Photo of HorstDornbusch, author of: Whatever Happened to Sumerian Beer?Horst Dornbusch on Beer and Civilization #11

Feature Article by email HorstDornbusch / 07-13-2007

Anthropologists and archaeologists believe that the first humans ever to make the great leap from a nomadic and tribal into a civilized and sedentary existence were the Sumerians, some eight to ten thousand years ago. The place was Mesopotamia (now the southern portion of present-day Iraq). Apparently the Sumarians had migrated there all the way from India. Once settled in the Middle East, they build elaborate communities, grouped in prosperous city-states, and surrounded by fertile fields, which they kept lush by communal irrigation from the waters of the rivers Euphrates and Tigris. The most magnificent of their urban centers was Babylon on the banks of the lower Euphrates. The Sumerians are considered the world's first builders, farmers, and writers - and, as we know from archaeological finds, probably the first brewers, too. Beer was at the center of their religious rituals. Their highest deity was the goddess of beer and fertility. It is a measure of the importance of beer in Sumerian society that eventually about half their grain ended up in their brews.
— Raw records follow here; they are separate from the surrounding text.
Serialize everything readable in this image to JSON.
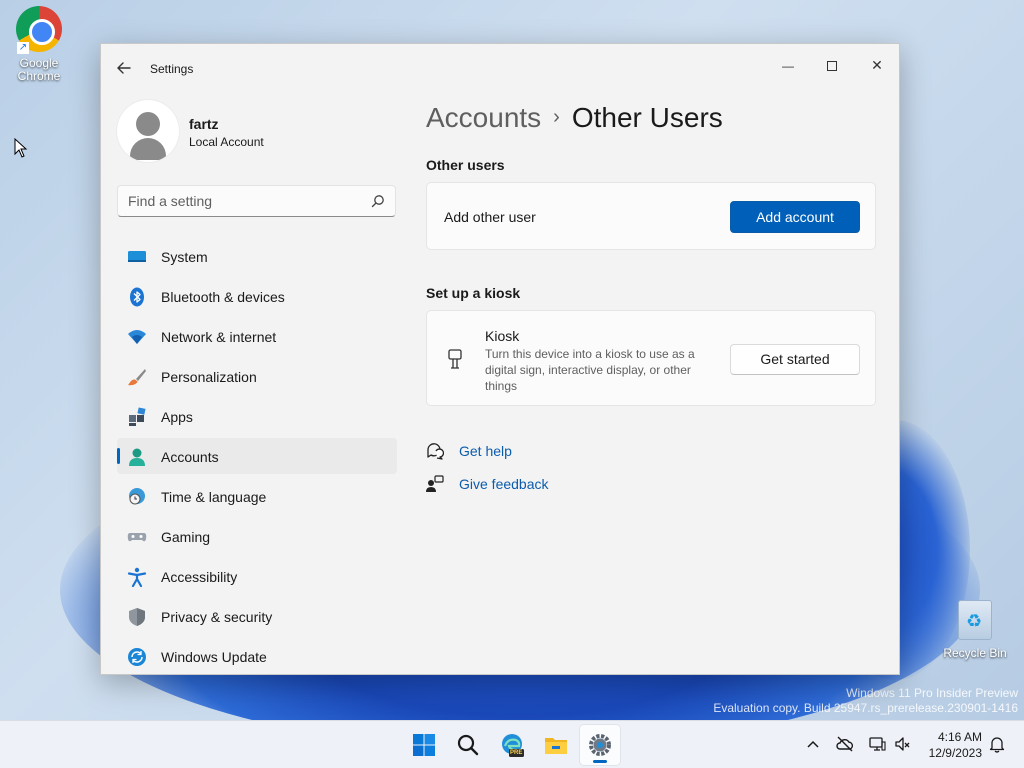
{
  "desktop": {
    "icons": [
      {
        "label_line1": "Google",
        "label_line2": "Chrome"
      },
      {
        "label_line1": "Recycle Bin"
      }
    ],
    "watermark": {
      "line1": "Windows 11 Pro Insider Preview",
      "line2": "Evaluation copy. Build 25947.rs_prerelease.230901-1416"
    }
  },
  "window": {
    "title": "Settings",
    "controls": {
      "minimize": "—",
      "close": "✕"
    }
  },
  "profile": {
    "name": "fartz",
    "account_type": "Local Account"
  },
  "search": {
    "placeholder": "Find a setting",
    "icon": "search-icon"
  },
  "sidebar": {
    "items": [
      {
        "label": "System",
        "icon": "system-icon"
      },
      {
        "label": "Bluetooth & devices",
        "icon": "bluetooth-icon"
      },
      {
        "label": "Network & internet",
        "icon": "wifi-icon"
      },
      {
        "label": "Personalization",
        "icon": "brush-icon"
      },
      {
        "label": "Apps",
        "icon": "apps-icon"
      },
      {
        "label": "Accounts",
        "icon": "accounts-icon",
        "selected": true
      },
      {
        "label": "Time & language",
        "icon": "globe-clock-icon"
      },
      {
        "label": "Gaming",
        "icon": "gamepad-icon"
      },
      {
        "label": "Accessibility",
        "icon": "accessibility-icon"
      },
      {
        "label": "Privacy & security",
        "icon": "shield-icon"
      },
      {
        "label": "Windows Update",
        "icon": "update-icon"
      }
    ]
  },
  "main": {
    "breadcrumb": {
      "parent": "Accounts",
      "separator": "›",
      "current": "Other Users"
    },
    "other_users": {
      "section_title": "Other users",
      "row_label": "Add other user",
      "button_label": "Add account"
    },
    "kiosk": {
      "section_title": "Set up a kiosk",
      "title": "Kiosk",
      "description": "Turn this device into a kiosk to use as a digital sign, interactive display, or other things",
      "button_label": "Get started"
    },
    "links": [
      {
        "label": "Get help",
        "icon": "help-chat-icon"
      },
      {
        "label": "Give feedback",
        "icon": "feedback-icon"
      }
    ]
  },
  "taskbar": {
    "apps": [
      "start-icon",
      "search-icon",
      "edge-pre-icon",
      "file-explorer-icon",
      "settings-icon"
    ],
    "edge_badge": "PRE",
    "tray": [
      "chevron-up-icon",
      "cloud-off-icon",
      "network-icon",
      "volume-muted-icon"
    ],
    "time": "4:16 AM",
    "date": "12/9/2023"
  },
  "colors": {
    "accent": "#005fb8",
    "link": "#0b5cad",
    "window_bg": "#f3f3f3",
    "card_bg": "#fbfbfb"
  }
}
Ancient Sumerian tablet depicting how to make beerThe Official Story of the Sumerian Exit from History
The Sumerians' ingenuity and wealth soon became a magnet for other, non-brewing, people around them. Newcomers, mostly Semitic tribes from the north and west, began to move into Mesopotamia - sometimes commingling peacefully with the Sumerians, sometimes fighting wars against them for supremacy. As a result, the Sumerians eventually began to be absorbed by their numerous neighbors and gradually disappeared as a distinct culture. By the start of the third millennium BC, Sumeria had faded almost completely into oblivion. In its place arose a new culture, which historians call Babylonian.

The new masters of Mesopotamia centralized power away from the many scattered city-states ruled by kings, queens, and priestesses, to just one center, Babylon, and they unified the loose cluster of Sumerian settlements into a territorial state and government. This new, broad regional organization, Babylonia, was, in essence, the first sovereign country in history.
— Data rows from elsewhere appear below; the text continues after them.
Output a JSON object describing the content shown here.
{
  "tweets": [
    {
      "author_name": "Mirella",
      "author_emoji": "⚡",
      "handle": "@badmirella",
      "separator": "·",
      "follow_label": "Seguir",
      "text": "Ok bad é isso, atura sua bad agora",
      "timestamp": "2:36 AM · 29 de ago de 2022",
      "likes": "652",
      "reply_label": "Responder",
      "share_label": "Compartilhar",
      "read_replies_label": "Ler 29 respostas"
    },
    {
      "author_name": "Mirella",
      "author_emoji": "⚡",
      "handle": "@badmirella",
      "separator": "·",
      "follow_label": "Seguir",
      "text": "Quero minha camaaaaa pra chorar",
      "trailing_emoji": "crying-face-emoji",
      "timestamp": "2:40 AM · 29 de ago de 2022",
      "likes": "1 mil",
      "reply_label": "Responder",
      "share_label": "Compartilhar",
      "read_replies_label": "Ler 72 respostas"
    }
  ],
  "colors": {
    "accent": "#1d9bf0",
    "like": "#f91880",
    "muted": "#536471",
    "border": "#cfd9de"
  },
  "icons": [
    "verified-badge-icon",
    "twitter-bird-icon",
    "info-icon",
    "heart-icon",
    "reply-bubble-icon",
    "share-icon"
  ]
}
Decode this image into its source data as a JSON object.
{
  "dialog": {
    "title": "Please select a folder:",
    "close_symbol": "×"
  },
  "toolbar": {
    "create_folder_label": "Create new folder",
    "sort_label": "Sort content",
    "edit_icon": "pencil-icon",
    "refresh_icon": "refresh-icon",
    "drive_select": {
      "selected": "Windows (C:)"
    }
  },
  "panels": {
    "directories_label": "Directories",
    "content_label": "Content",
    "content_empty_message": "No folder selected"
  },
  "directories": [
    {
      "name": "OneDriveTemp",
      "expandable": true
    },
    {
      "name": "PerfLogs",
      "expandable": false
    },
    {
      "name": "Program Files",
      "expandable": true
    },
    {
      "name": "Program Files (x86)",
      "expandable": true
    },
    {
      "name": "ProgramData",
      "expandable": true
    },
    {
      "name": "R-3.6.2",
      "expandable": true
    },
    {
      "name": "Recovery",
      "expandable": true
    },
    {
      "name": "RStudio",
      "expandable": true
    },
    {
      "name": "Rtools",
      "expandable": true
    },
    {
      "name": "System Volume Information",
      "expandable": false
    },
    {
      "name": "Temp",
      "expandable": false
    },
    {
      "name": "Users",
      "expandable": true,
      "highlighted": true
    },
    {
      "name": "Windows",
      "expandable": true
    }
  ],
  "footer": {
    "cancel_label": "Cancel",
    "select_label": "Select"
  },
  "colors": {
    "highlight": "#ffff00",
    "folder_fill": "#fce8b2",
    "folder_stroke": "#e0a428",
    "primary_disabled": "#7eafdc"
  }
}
Once the Babylonians consolidated their power internally, they turned their attention to external conquest. They poured their resources into building a mighty army, which they marched westward to the shores of the Mediterranean, northward into Armenia, eastward into Persia, and southward into Arabia and the islands of the Persian Gulf. In the process, they amassed the first true empire in history - with the king of Babylon known as the King of the Totality, or the King of the Four Regions. He ruled an empire that spanned the four corners of the then-known world.
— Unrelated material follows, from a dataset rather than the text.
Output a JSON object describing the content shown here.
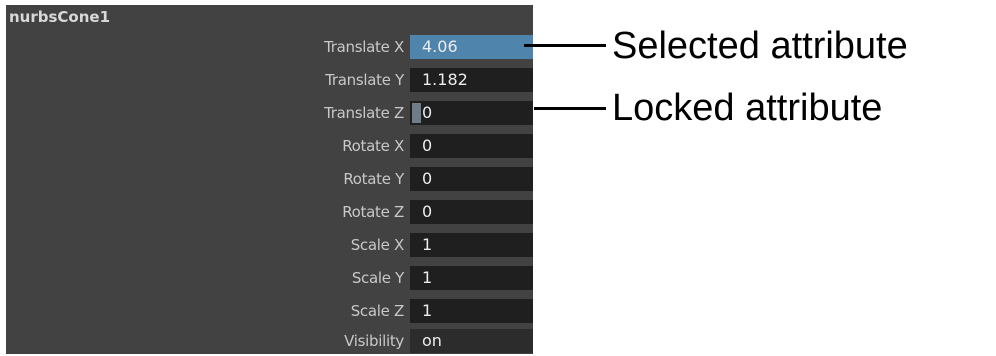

This is the official story of the demise of the Sumerians and the Babylonian take-over of their lands, at least as it is written in the history books. However, the common narrative of history always seems to focus on political and military events, while the less transient forces of social evolution often receive only scant attention. What we do not learn from the shifting sands of military power in Mesopotamia is what happened to the all-important Sumerian beer as Sumerian society changed under the burden of conquest! Born out of the mist of prehistory as the twin of society itself, did beer survive in the new order? That's a question historians rarely address.